Chris Berg is a Senior Research Fellow at the RMIT Blockchain Innovation Hub. Dr Berg is the author of seven books. His most recent is The Classical Liberal Case for Privacy in a World of Surveillance and Technological Change.
Dr Berg is one of Australia’s most prominent voices for free markets and individual liberty, and a leading authority on regulation, technological change, and civil liberties.
He is an Adjunct Fellow with the Institute of Public Affairs, and an Academic Fellow with the Australian Taxpayers’ Alliance, a Founding Board Member of the Worldwide Blockchain Innovation Association and the International Society for the Study of Decentralised Governance, and is on the Academic Board of the Samuel Griffiths Society.
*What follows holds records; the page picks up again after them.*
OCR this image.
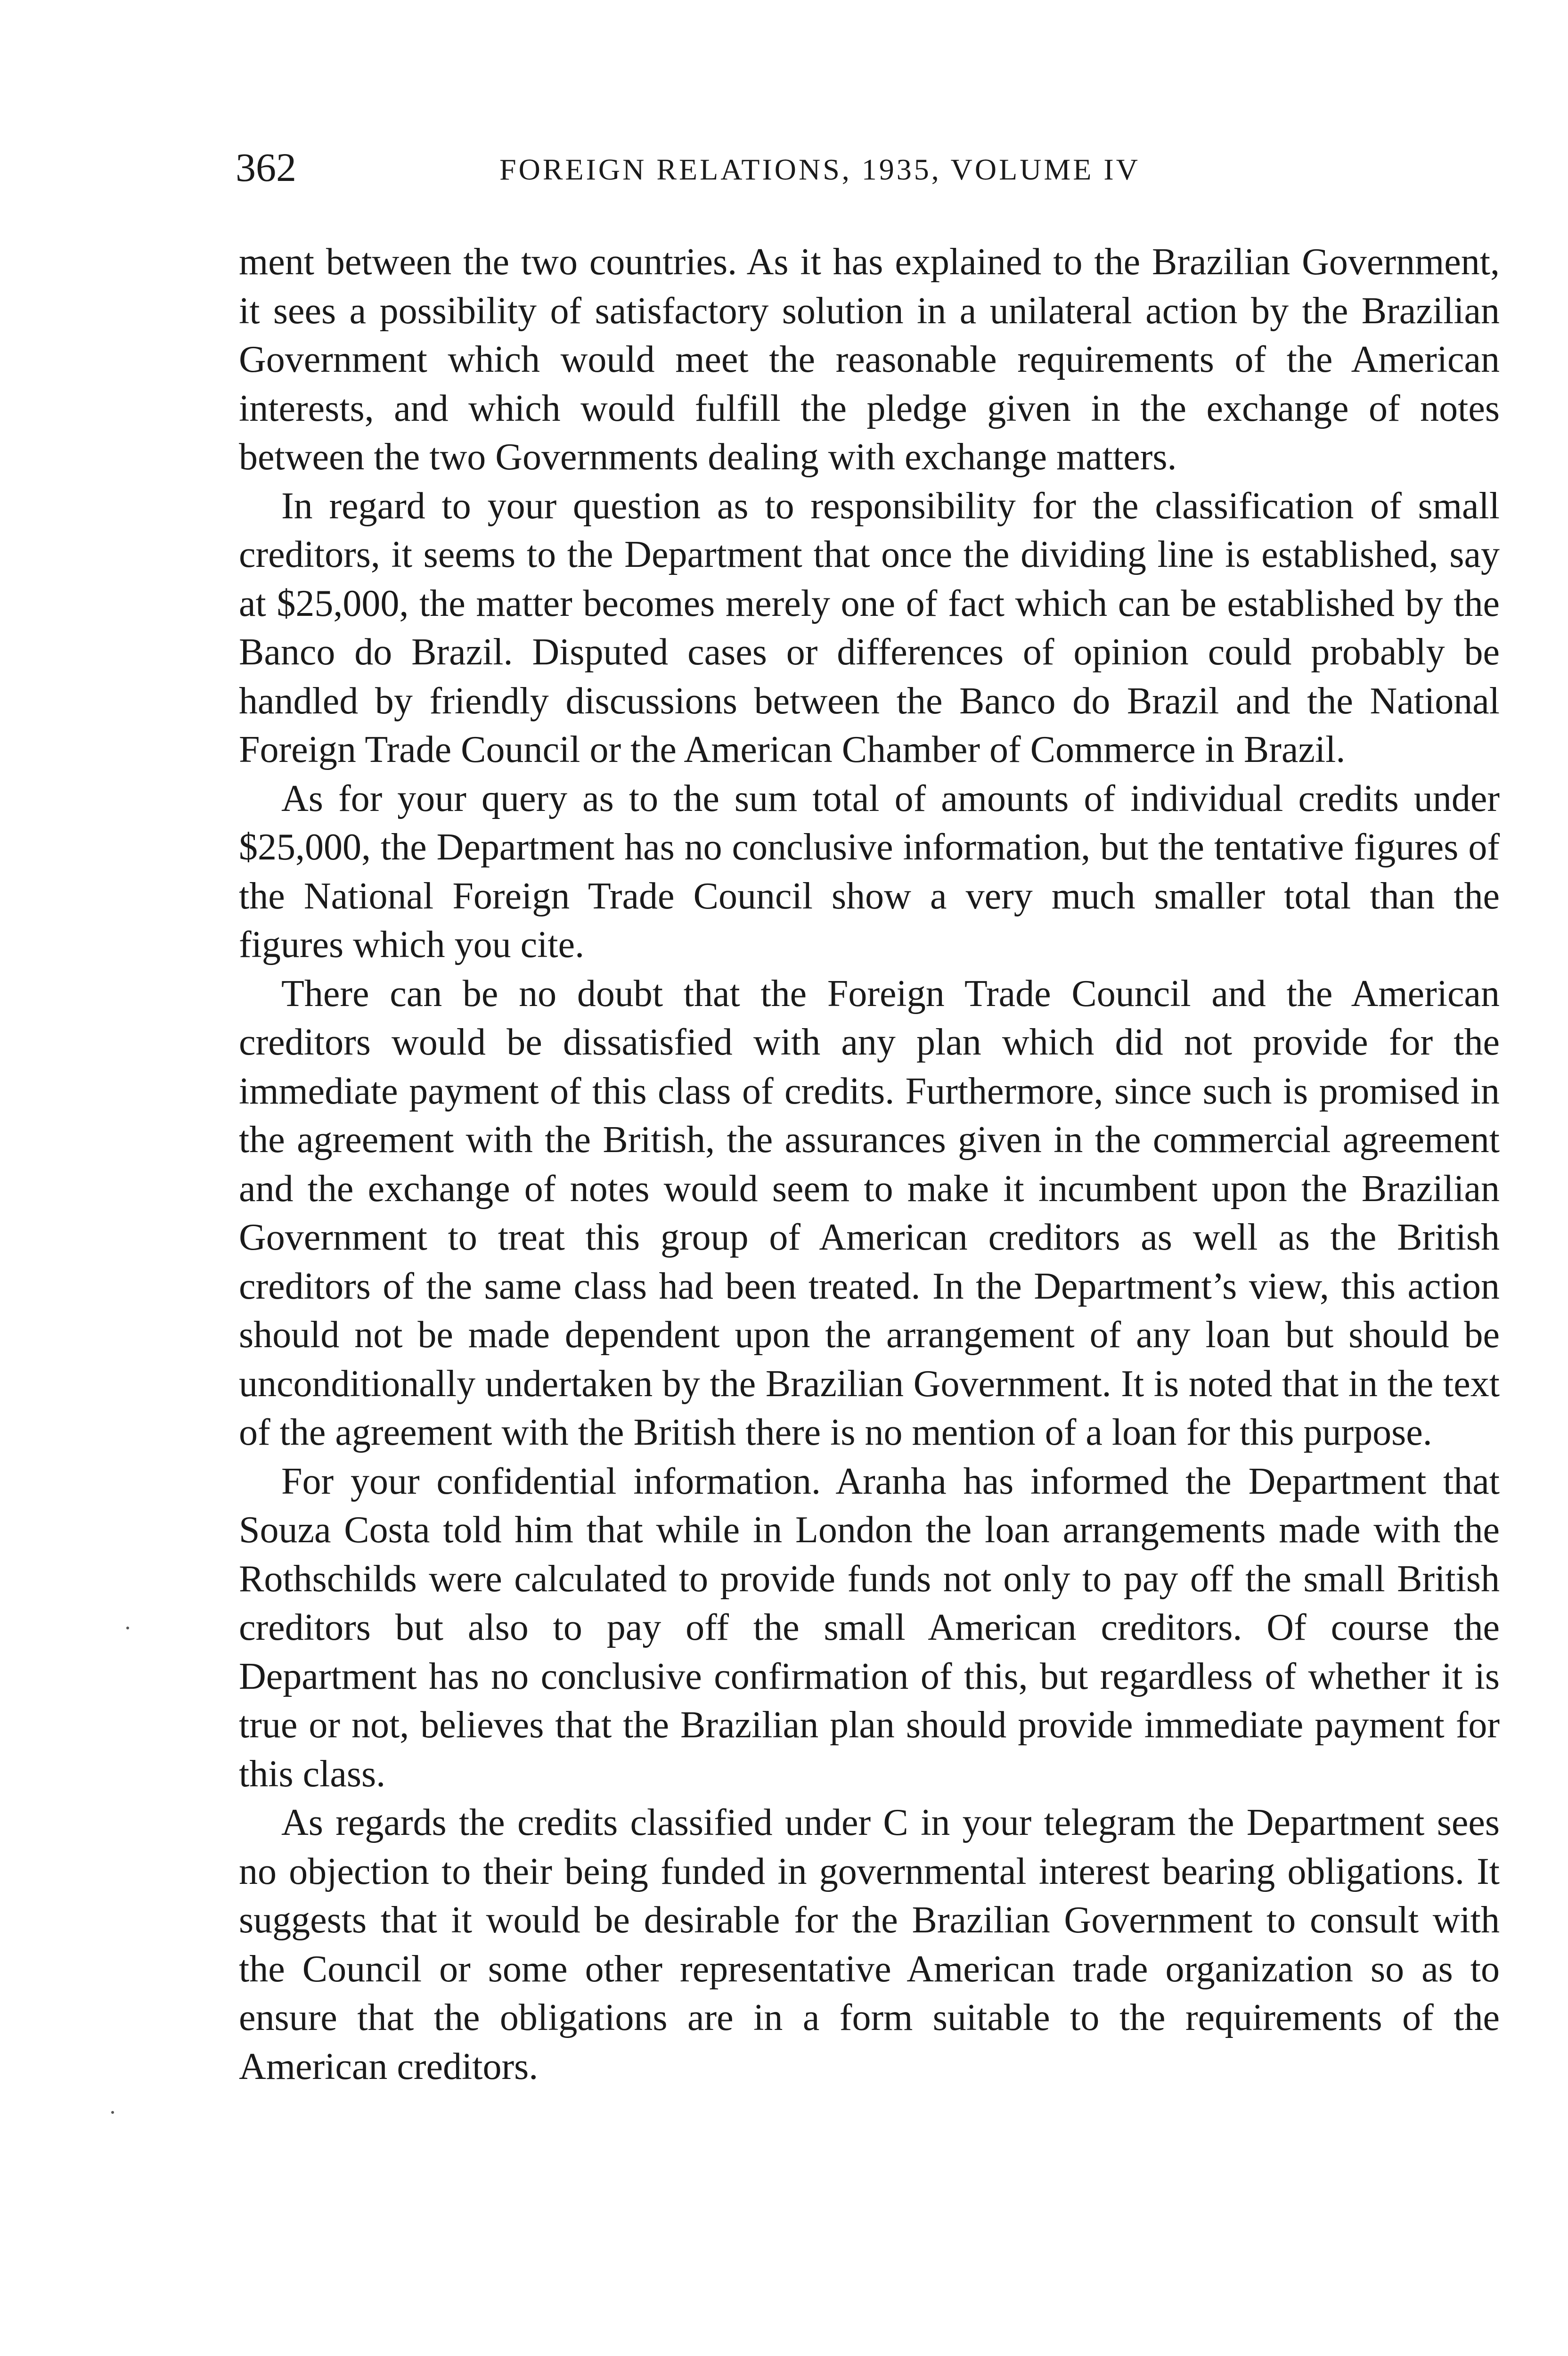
362	FOREIGN RELATIONS, 1935, VOLUME IV

ment between the two countries. As it has explained to the Brazilian Government, it sees a possibility of satisfactory solution in a unilateral action by the Brazilian Government which would meet the reasonable requirements of the American interests, and which would fulfill the pledge given in the exchange of notes between the two Governments dealing with exchange matters.

In regard to your question as to responsibility for the classification of small creditors, it seems to the Department that once the dividing line is established, say at $25,000, the matter becomes merely one of fact which can be established by the Banco do Brazil. Disputed cases or differences of opinion could probably be handled by friendly discussions between the Banco do Brazil and the National Foreign Trade Council or the American Chamber of Commerce in Brazil.

As for your query as to the sum total of amounts of individual credits under $25,000, the Department has no conclusive information, but the tentative figures of the National Foreign Trade Council show a very much smaller total than the figures which you cite.

There can be no doubt that the Foreign Trade Council and the American creditors would be dissatisfied with any plan which did not provide for the immediate payment of this class of credits. Furthermore, since such is promised in the agreement with the British, the assurances given in the commercial agreement and the exchange of notes would seem to make it incumbent upon the Brazilian Government to treat this group of American creditors as well as the British creditors of the same class had been treated. In the Department’s view, this action should not be made dependent upon the arrangement of any loan but should be unconditionally undertaken by the Brazilian Government. It is noted that in the text of the agreement with the British there is no mention of a loan for this purpose.

For your confidential information. Aranha has informed the Department that Souza Costa told him that while in London the loan arrangements made with the Rothschilds were calculated to provide funds not only to pay off the small British creditors but also to pay off the small American creditors. Of course the Department has no conclusive confirmation of this, but regardless of whether it is true or not, believes that the Brazilian plan should provide immediate payment for this class.

As regards the credits classified under C in your telegram the Department sees no objection to their being funded in governmental interest bearing obligations. It suggests that it would be desirable for the Brazilian Government to consult with the Council or some other representative American trade organization so as to ensure that the obligations are in a form suitable to the requirements of the American creditors.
He was awarded the Australian Libertarian Society’s ‘Libertarian of the Year’ prize in 2018.
His other books include Against Public Broadcasting: Why we should privatise the ABC and how to do it, In Defence of Freedom of Speech: from Ancient Greece to Andrew Bolt, Magna Carta: the tax revolt that gave us liberty and The Growth of Australia’s Regulatory State.
Dr Berg was a long-standing editor of the IPA Review, Australia’s oldest political magazine, published by the Institute of Public Affairs. Under his editorship, the IPA Review won the 2008 Sir Anthony Fisher Memorial Award for best magazine. He has been a regular contributor to the IPA Review since 2004.
Dr Berg has been a regular columnist with the Sunday Age and ABC’s The Drum. In addition, his articles have appeared in the Wall Street Journal, The Australian, the Australian Financial Review, and the Sydney Morning Herald, as well as magazines such as Quadrant, Spectator Australia, Meanjin, and Overland. He is a frequent media commentator on television and radio and appears regularly throughout the electronic press.
His scholarly contributions have appeared in journals such as Australian Journal of Political Science, Ledger, Econ Journal Watch, History of Economics Review, Agenda, and Trends in Anaesthesia and Critical Care.
He holds a PhD in economics from RMIT University, which was awarded in 2017. His thesis was titled Safety and Soundness: An Economic History of Prudential Bank Regulation in Australia, 1893-2008, and offered the first comprehensive history of the politics and economics of prudential bank regulation in Australia. The thesis was awarded the RMIT Prize for Research Excellence in the Enterprise category.
He also holds a bachelor’s degree in history and political science from the University of Melbourne. His undergraduate thesis was titled ‘The Biggest Giveaway in the History of the Nation’: A Legislative History of the 1962 Communications Satellite Act, and looked at the political economy of the creation of the United States Communications Satellite Corporation.